Land of Safe and the Home of the Always Successful

By Scott Keith


Last night I was lunting with my good friend Joshua and we were discussing my blog from last week. He is not a parent yet, though he is very much looking forward to starting a family soon. He asked me my opinion concerning why modern parents are so insistent on doing things for their children, even for their grown children. As I pondered my answer to his question, he concluded that he thought that maybe it is because modern parents are so fixated on their children being great. To which he added, “I want my children to be great too, but…”

Before he could finish his ill-fated sentence, I broke in and said I think the push for constant success under any circumstance is precisely the problem. I added, that I have always wanted my children to be free, and if they achieve some measure of success, and I think that they will, I hope they achieve from a point of freedom not by means of the compulsion to be great. I also added that I think we have gone from striving to be the land of the free and the home of the brave to the land of the safe and the home of the always successful.

Freedom promotes risk which makes it very scary. Once set free, children will do what they will do. Freedom produces no guarantee; it only makes promises. Freedom promises that it has more power to motivate than does compulsion. The antithesis is an approach to parenting that focuses only on safety and success. But, the success produced is often false because it is a success won without risk. Safety never makes promises and always guarantees. It can make guarantees because it never allows for people to be free.

i survived

Ideally, parenting is at its core driven by love. This is why we fear our children’s failure and attempt to keep them safe and make them successful. But all love involves the possibility of rejection; this is what makes love risky business. Risk is not coercive and neither is love. Safety is coercive, it forces our actions into little boxes that can be controlled. If risk is coerced, it is no longer risk, it is conscripted service. If love is coerced, it ceases to be love and becomes merely a set of programmed responses.

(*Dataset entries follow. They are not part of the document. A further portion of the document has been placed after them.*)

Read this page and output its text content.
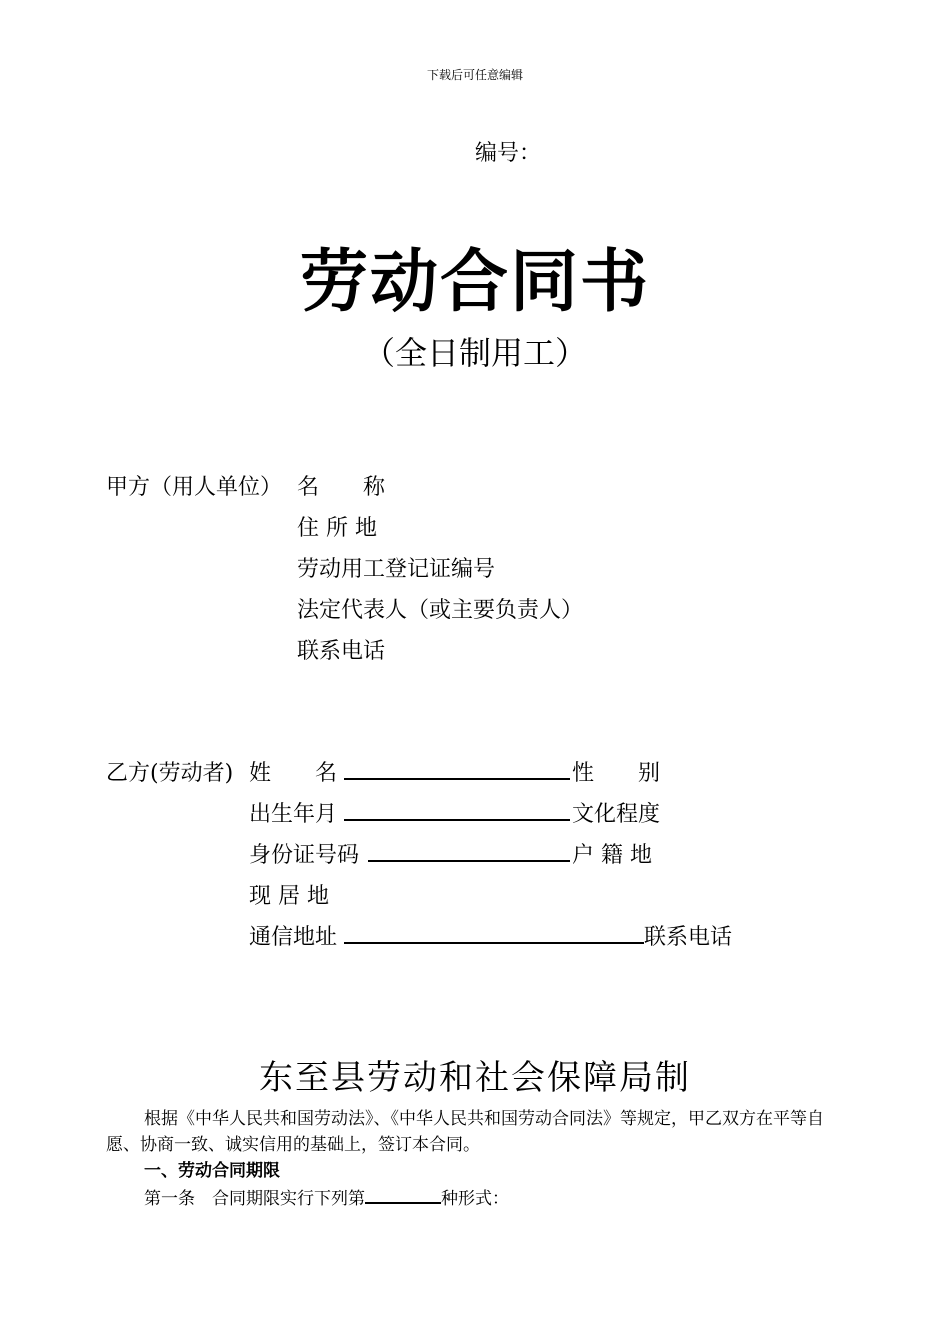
下载后可任意编辑
编号：
劳动合同书
（全日制用工）
甲方（用人单位） 名　　称
住 所 地
劳动用工登记证编号
法定代表人（或主要负责人）
联系电话
乙方(劳动者) 姓　　名	性　　别
出生年月	文化程度
身份证号码	户 籍 地
现 居 地
通信地址	联系电话
东至县劳动和社会保障局制

根据《中华人民共和国劳动法》、《中华人民共和国劳动合同法》等规定，甲乙双方在平等自愿、协商一致、诚实信用的基础上，签订本合同。

一、劳动合同期限

第一条　合同期限实行下列第	种形式：
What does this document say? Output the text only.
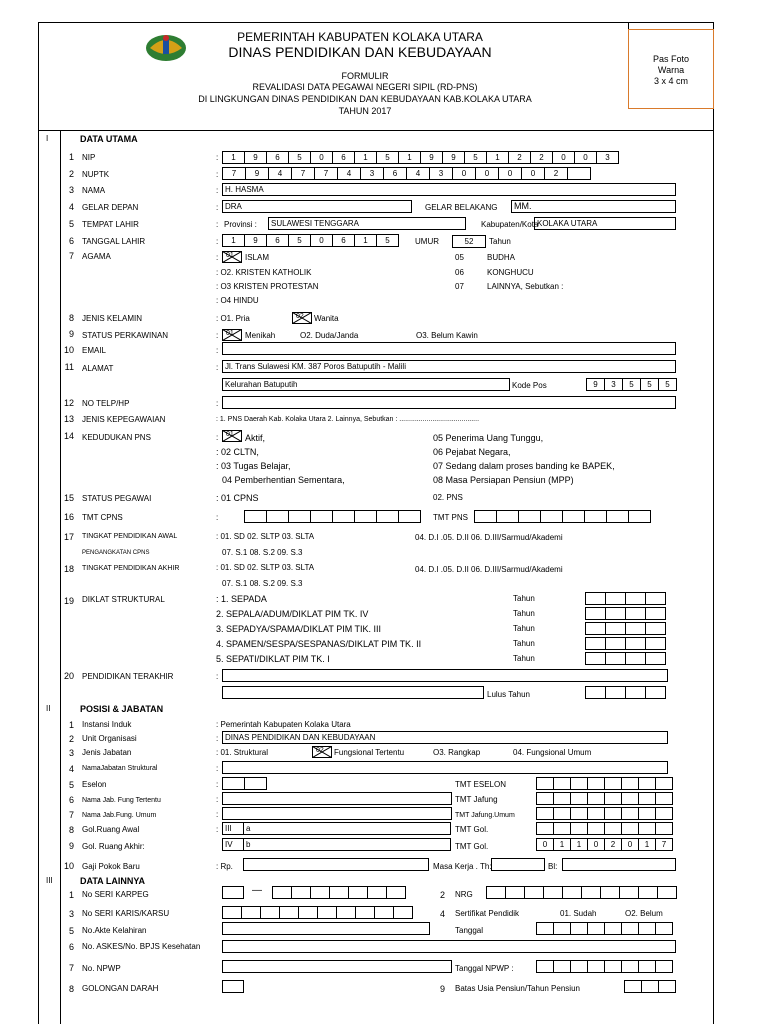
PEMERINTAH KABUPATEN KOLAKA UTARA
DINAS PENDIDIKAN DAN KEBUDAYAAN	Pas Foto
Warna
3 x 4 cm
FORMULIR
REVALIDASI DATA PEGAWAI NEGERI SIPIL (RD-PNS)
DI LINGKUNGAN DINAS PENDIDIKAN DAN KEBUDAYAAN KAB.KOLAKA UTARA
TAHUN 2017
I	DATA UTAMA
1 NIP	:	1	9	6	5	0	6	1	5	1	9	9	5	1	2	2	0	0	3
2 NUPTK	:	7	9	4	7	7	4	3	6	4	3	0	0	0	0	2
3 NAMA	: H. HASMA
4 GELAR DEPAN	: DRA	GELAR BELAKANG	MM.
5 TEMPAT LAHIR	: Provinsi :	SULAWESI TENGGARA	Kabupaten/Kota
KOLAKA UTARA
6 TANGGAL LAHIR	:	1	9	6	5	0	6	1	5	UMUR	52	Tahun
7 AGAMA	: 01 ISLAM
: O2. KRISTEN KATHOLIK
: O3 KRISTEN PROTESTAN
: O4 HINDU
05	BUDHA
06	KONGHUCU
07	LAINNYA, Sebutkan :
8 JENIS KELAMIN	: O1. Pria	02 Wanita
9 STATUS PERKAWINAN	: 01 Menikah	O2. Duda/Janda	O3. Belum Kawin
10 EMAIL	:
11 ALAMAT	: Jl. Trans Sulawesi KM. 387 Poros Batuputih - Malili
Kelurahan Batuputih	Kode Pos	9	3	5	5	5
12 NO TELP/HP	:
13 JENIS KEPEGAWAIAN	: 1. PNS Daerah Kab. Kolaka Utara 2. Lainnya, Sebutkan : .........................................
14 KEDUDUKAN PNS	: 01 Aktif,
: 02 CLTN,
: 03 Tugas Belajar,
04 Pemberhentian Sementara,
05 Penerima Uang Tunggu,
06 Pejabat Negara,
07 Sedang dalam proses banding ke BAPEK,
08 Masa Persiapan Pensiun (MPP)
15 STATUS PEGAWAI	: 01 CPNS	02. PNS
16 TMT CPNS	:	TMT PNS
17 TINGKAT PENDIDIKAN AWAL
PENGANGKATAN CPNS
: 01. SD 02. SLTP 03. SLTA	04. D.I .05. D.II 06. D.III/Sarmud/Akademi
07. S.1 08. S.2 09. S.3
18 TINGKAT PENDIDIKAN AKHIR	: 01. SD 02. SLTP 03. SLTA	04. D.I .05. D.II 06. D.III/Sarmud/Akademi
07. S.1 08. S.2 09. S.3
19 DIKLAT STRUKTURAL	: 1. SEPADA	Tahun
2. SEPALA/ADUM/DIKLAT PIM TK. IV	Tahun
3. SEPADYA/SPAMA/DIKLAT PIM TIK. III	Tahun
4. SPAMEN/SESPA/SESPANAS/DIKLAT PIM TK. II	Tahun
5. SEPATI/DIKLAT PIM TK. I	Tahun
20 PENDIDIKAN TERAKHIR	:
Lulus Tahun
II	POSISI & JABATAN
1 Instansi Induk	: Pemerintah Kabupaten Kolaka Utara
2 Unit Organisasi	: DINAS PENDIDIKAN DAN KEBUDAYAAN
3 Jenis Jabatan	: 01. Struktural	02 Fungsional Tertentu	O3. Rangkap	04. Fungsional Umum
4 NamaJabatan Struktural	:
5 Eselon	:	TMT ESELON
6 Nama Jab. Fung Tertentu	:	TMT Jafung
7 Nama Jab.Fung. Umum	:	TMT Jafung.Umum
8 Gol.Ruang Awal	: III	a	TMT Gol.
9 Gol. Ruang Akhir:	IV	b	TMT Gol.	0	1	1	0	2	0	1	7
10 Gaji Pokok Baru	: Rp.	Masa Kerja . Th:	Bl:
III	DATA LAINNYA
1 No SERI KARPEG	—	2 NRG
3 No SERI KARIS/KARSU	4 Sertifikat Pendidik	01. Sudah	O2. Belum
5 No.Akte Kelahiran	Tanggal
6 No. ASKES/No. BPJS Kesehatan
7 No. NPWP	Tanggal NPWP :
8 GOLONGAN DARAH	9 Batas Usia Pensiun/Tahun Pensiun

So where am I going with this? Honestly, I don’t always know. In my muddled mind I see connections here––which I’m sure are very imperfect and tenuous connections––between this and an approach to life lived that is of the law or one that is of the gospel. (I know, this is perhaps a stretch, but I’m just trying to figure some of this crap out as I go.)

I have argued on this site that the law always accuses. I still think this is true. But, I will concede that in more ancillary ways, the law attempts to restrain, protect, mold, and even guide. But the law, because we are sinners, expects failure and thus moves in to attempt to accomplish what it is impotent to do; save. On the other hand, the gospel sets free and expects that its promises will be fulfilled. That is, that sinners will be saved and set free. The gospel also makes good on another one of its promises, it sets the sinner free to produce goodness in return.


I think this is the thrust of Ephesians 2:8-10. “For by grace you have been saved through faith. And this is not your own doing; it is the gift of God, not a result of works, so that no one may boast. For we are his workmanship, created in Christ Jesus for good works, which God prepared beforehand, that we should walk in them.” Once freed, that freedom leads to a path where the footsteps God has laid out for the saved sinner are revealed.

The land of the free and the home of the brave is the land where sinners live a life wherein they are at the same time saved and sinner. They struggle, they fail, and by the grace of God they occasionally succeed to walk in the path that He has laid out for them. They are brave because God has produced in them a salvation that is so thorough that they know nothing can pluck them out of his hand. “Nor height nor depth, nor anything else in all creation, will be able to separate us from the love of God in Christ Jesus our Lord.” (Romans 8:39) They are safe only in Him, but He risked their loss by setting them free, all the time knowing His grace is sufficient to carry them. Their success is not forced, because if and when they are successful, it is a success that He won for them and granted them in their freedom on account of Christ. And He asks them in their freedom to be brave and to persevere as wanders on the way until He comes to bring them home. Better yet, He forgives them when they corrupt their own freedom, flee to the law, and attempt to keep themselves safe and make themselves successful.


When and if we raise our kids to be free and brave in Him, we set them free to walk in the path that He has prepared, rather than trying to design the path or construct the path for them. Freedom promises much, including forgiveness for when that freedom is abused or neglected. Safety guarantees only what it can never accomplish, a life free from pain and fraught with constant success. Our life in this world is lived as freed saint sinners until He returns to bring us to the land where true freedom reigns on account of Christ.